Resveratrol inhibits neointimal formation after arterial injury through an endothelial nitric oxide synthase-dependent mechanism.

Revascularization procedures used for treatment of atherosclerosis often result in restenosis. Resveratrol (RSV), an antioxidant with cardiovascular benefits, decreases neointimal formation after arterial injury by a mechanism that is still not fully clarified. Our main objective was to address the role of nitric oxide synthases (NOSes) and more specifically the endothelial-NOS (eNOS) isoform as a mediator of this effect. RSV (4 mg/kg/day, s.c.) alone or in combination with the NOS inhibitor N-nitro-L-arginine methyl ester (L-NAME) (2 mg/kg/day, s.c.) was given to Sprague-Dawley rats beginning at 3 days before arterial (carotid or aortic) injury.
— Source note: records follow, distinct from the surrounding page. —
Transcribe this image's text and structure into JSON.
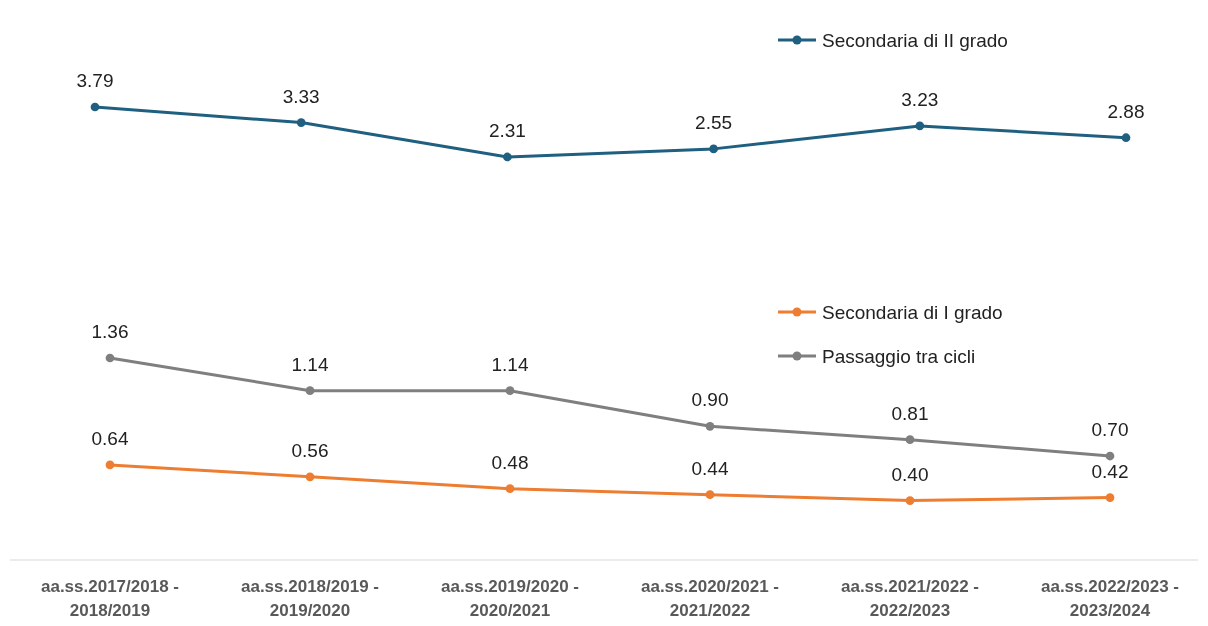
{
  "chart_data": [
    {
      "type": "line",
      "categories": [
        null,
        null,
        null,
        null,
        null,
        null
      ],
      "series": [
        {
          "name": "Secondaria di II grado",
          "color": "#1f5f7f",
          "values": [
            3.79,
            3.33,
            2.31,
            2.55,
            3.23,
            2.88
          ],
          "value_labels": [
            "3.79",
            "3.33",
            "2.31",
            "2.55",
            "3.23",
            "2.88"
          ]
        }
      ],
      "legend": "top right",
      "marker": "circle",
      "tick_labels": false
    },
    {
      "type": "line",
      "categories": [
        "aa.ss.2017/2018 - 2018/2019",
        "aa.ss.2018/2019 - 2019/2020",
        "aa.ss.2019/2020 - 2020/2021",
        "aa.ss.2020/2021 - 2021/2022",
        "aa.ss.2021/2022 - 2022/2023",
        "aa.ss.2022/2023 - 2023/2024"
      ],
      "series": [
        {
          "name": "Secondaria di I grado",
          "color": "#ed7d31",
          "values": [
            0.64,
            0.56,
            0.48,
            0.44,
            0.4,
            0.42
          ],
          "value_labels": [
            "0.64",
            "0.56",
            "0.48",
            "0.44",
            "0.40",
            "0.42"
          ]
        },
        {
          "name": "Passaggio tra cicli",
          "color": "#7f7f7f",
          "values": [
            1.36,
            1.14,
            1.14,
            0.9,
            0.81,
            0.7
          ],
          "value_labels": [
            "1.36",
            "1.14",
            "1.14",
            "0.90",
            "0.81",
            "0.70"
          ]
        }
      ],
      "legend": "right",
      "marker": "circle",
      "tick_labels": "x"
    }
  ]
}
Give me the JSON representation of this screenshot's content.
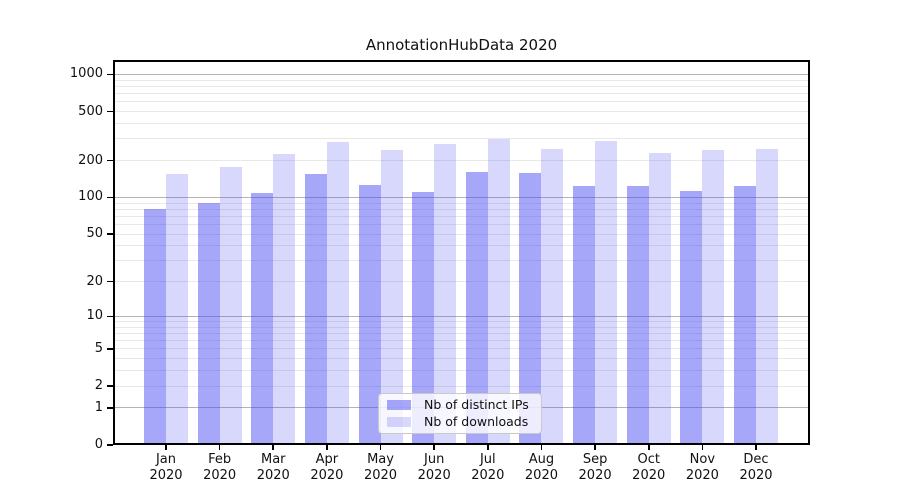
{
  "chart_data": {
    "type": "bar",
    "title": "AnnotationHubData 2020",
    "categories": [
      "Jan 2020",
      "Feb 2020",
      "Mar 2020",
      "Apr 2020",
      "May 2020",
      "Jun 2020",
      "Jul 2020",
      "Aug 2020",
      "Sep 2020",
      "Oct 2020",
      "Nov 2020",
      "Dec 2020"
    ],
    "series": [
      {
        "name": "Nb of distinct IPs",
        "color": "rgba(72,72,242,0.48)",
        "values": [
          80,
          90,
          108,
          155,
          126,
          110,
          162,
          159,
          123,
          125,
          112,
          125
        ]
      },
      {
        "name": "Nb of downloads",
        "color": "rgba(72,72,242,0.21)",
        "values": [
          154,
          178,
          225,
          281,
          244,
          271,
          298,
          247,
          290,
          229,
          244,
          250
        ]
      }
    ],
    "xlabel": "",
    "ylabel": "",
    "yscale": "log10(1+x)",
    "yticks": [
      0,
      1,
      2,
      5,
      10,
      20,
      50,
      100,
      200,
      500,
      1000
    ],
    "ylim": [
      0,
      1300
    ],
    "grid": {
      "major_at": [
        1,
        10,
        100,
        1000
      ],
      "major_color": "#b3b3b3",
      "minor_color": "#e8e8e8"
    },
    "legend_position": "lower center",
    "frame_color": "#000000",
    "background_color": "#ffffff"
  }
}
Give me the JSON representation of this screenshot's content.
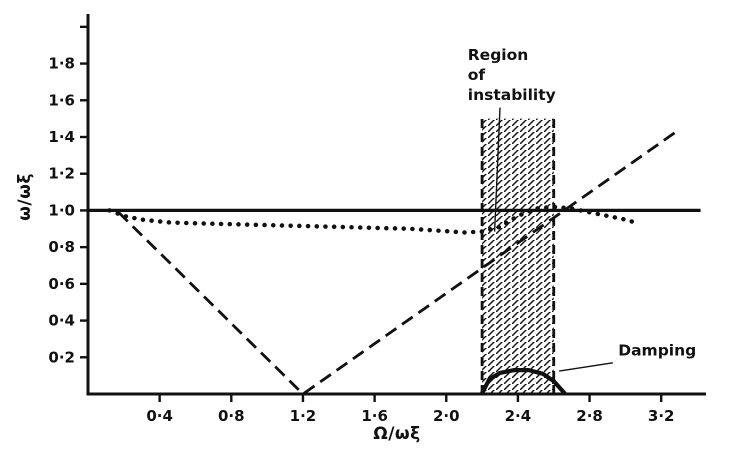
{
  "figure": {
    "background": "#ffffff",
    "ink": "#111111"
  },
  "chart_data": {
    "type": "line",
    "title": "",
    "xlabel": "Ω/ωξ",
    "ylabel": "ω/ωξ",
    "xlim": [
      0,
      3.45
    ],
    "ylim": [
      0,
      2.07
    ],
    "grid": false,
    "legend_position": "none",
    "xticks": [
      0.4,
      0.8,
      1.2,
      1.6,
      2.0,
      2.4,
      2.8,
      3.2
    ],
    "xtick_labels": [
      "0·4",
      "0·8",
      "1·2",
      "1·6",
      "2·0",
      "2·4",
      "2·8",
      "3·2"
    ],
    "yticks": [
      0.2,
      0.4,
      0.6,
      0.8,
      1.0,
      1.2,
      1.4,
      1.6,
      1.8,
      2.0
    ],
    "ytick_labels": [
      "0·2",
      "0·4",
      "0·6",
      "0·8",
      "1·0",
      "1·2",
      "1·4",
      "1·6",
      "1·8",
      ""
    ],
    "series": [
      {
        "name": "natural-frequency-line",
        "style": "solid",
        "width": 3.2,
        "x": [
          0,
          3.42
        ],
        "y": [
          1.0,
          1.0
        ]
      },
      {
        "name": "whirl-frequency-line",
        "style": "dashed",
        "width": 2.8,
        "x": [
          0.17,
          1.2,
          3.3
        ],
        "y": [
          0.99,
          0.0,
          1.44
        ]
      },
      {
        "name": "measured-frequency-curve",
        "style": "dotted",
        "width": 4.5,
        "x": [
          0.12,
          0.2,
          0.3,
          0.45,
          0.6,
          0.8,
          1.0,
          1.2,
          1.4,
          1.6,
          1.8,
          1.95,
          2.1,
          2.2,
          2.3,
          2.4,
          2.5,
          2.6,
          2.7,
          2.8,
          2.9,
          3.0,
          3.07
        ],
        "y": [
          1.0,
          0.97,
          0.95,
          0.935,
          0.93,
          0.925,
          0.92,
          0.915,
          0.91,
          0.905,
          0.9,
          0.89,
          0.88,
          0.885,
          0.91,
          0.97,
          1.01,
          1.02,
          1.01,
          0.99,
          0.97,
          0.95,
          0.93
        ]
      },
      {
        "name": "damping-curve",
        "style": "solid",
        "width": 4.2,
        "x": [
          2.2,
          2.24,
          2.3,
          2.38,
          2.46,
          2.54,
          2.6,
          2.66
        ],
        "y": [
          0.005,
          0.08,
          0.115,
          0.13,
          0.13,
          0.11,
          0.07,
          0.005
        ]
      }
    ],
    "instability_band": {
      "x0": 2.2,
      "x1": 2.6,
      "y0": 0,
      "y1": 1.5
    },
    "annotations": [
      {
        "name": "region-of-instability-label",
        "lines": [
          "Region",
          "of",
          "instability"
        ],
        "x": 2.12,
        "y": 1.82,
        "anchor": "start"
      },
      {
        "name": "damping-label",
        "lines": [
          "Damping"
        ],
        "x": 2.96,
        "y": 0.21,
        "anchor": "start"
      }
    ],
    "leader_lines": [
      {
        "name": "region-of-instability-pointer",
        "x1": 2.3,
        "y1": 1.56,
        "x2": 2.27,
        "y2": 0.885
      },
      {
        "name": "damping-pointer",
        "x1": 2.93,
        "y1": 0.17,
        "x2": 2.63,
        "y2": 0.125
      }
    ]
  }
}
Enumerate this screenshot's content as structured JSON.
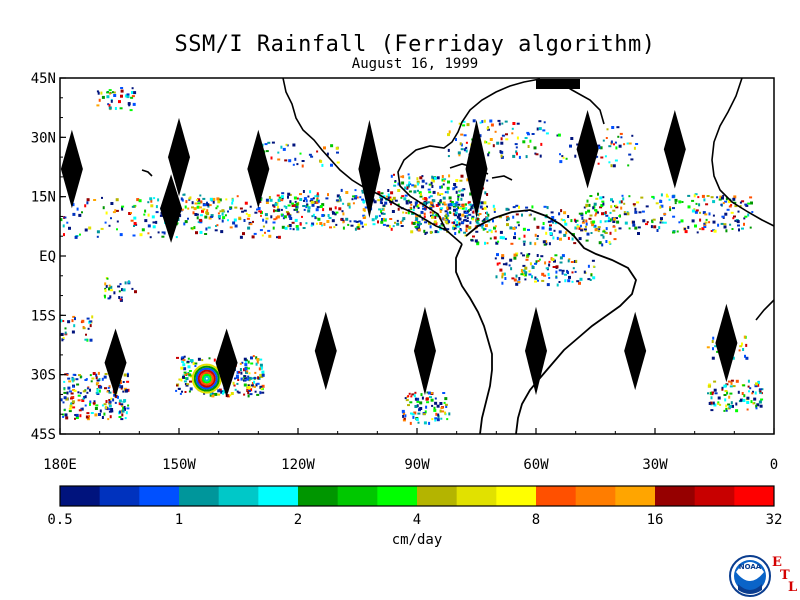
{
  "title": "SSM/I Rainfall (Ferriday algorithm)",
  "subtitle": "August 16, 1999",
  "map": {
    "lat_range": [
      -45,
      45
    ],
    "lon_range": [
      -180,
      0
    ],
    "lat_ticks": [
      {
        "value": 45,
        "label": "45N"
      },
      {
        "value": 30,
        "label": "30N"
      },
      {
        "value": 15,
        "label": "15N"
      },
      {
        "value": 0,
        "label": "EQ"
      },
      {
        "value": -15,
        "label": "15S"
      },
      {
        "value": -30,
        "label": "30S"
      },
      {
        "value": -45,
        "label": "45S"
      }
    ],
    "lon_ticks": [
      {
        "value": -180,
        "label": "180E"
      },
      {
        "value": -150,
        "label": "150W"
      },
      {
        "value": -120,
        "label": "120W"
      },
      {
        "value": -90,
        "label": "90W"
      },
      {
        "value": -60,
        "label": "60W"
      },
      {
        "value": -30,
        "label": "30W"
      },
      {
        "value": 0,
        "label": "0"
      }
    ],
    "coastline_color": "#000000",
    "swath_gap_color": "#000000"
  },
  "colorbar": {
    "unit_label": "cm/day",
    "tick_labels": [
      "0.5",
      "1",
      "2",
      "4",
      "8",
      "16",
      "32"
    ],
    "colors": [
      "#00137d",
      "#0032be",
      "#0050ff",
      "#00969b",
      "#00c8c8",
      "#00ffff",
      "#009600",
      "#00c800",
      "#00ff00",
      "#b4b400",
      "#e1e100",
      "#ffff00",
      "#ff5000",
      "#ff7d00",
      "#ffa500",
      "#960000",
      "#c80000",
      "#ff0000"
    ]
  },
  "logo": {
    "text": "NOAA",
    "letters": [
      "E",
      "T",
      "L"
    ]
  }
}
RSV reduced neointimal formation by 50% (P<0.01), decreased intimal cell proliferation by 37% (P<0.01) and reduced inflammatory markers such as PECAM and MMP-9 mRNA. These effects of RSV were all abolished by coadministration of l-NAME. Oral RSV (beginning at 5 days before arterial injury) reduced neointimal thickness after femoral wire injury in mice, however this effect was not observed in eNOS knockout mice. This is the first report of RSV decreasing neointimal cell proliferation and neointimal growth through an eNOS-dependent mechanism.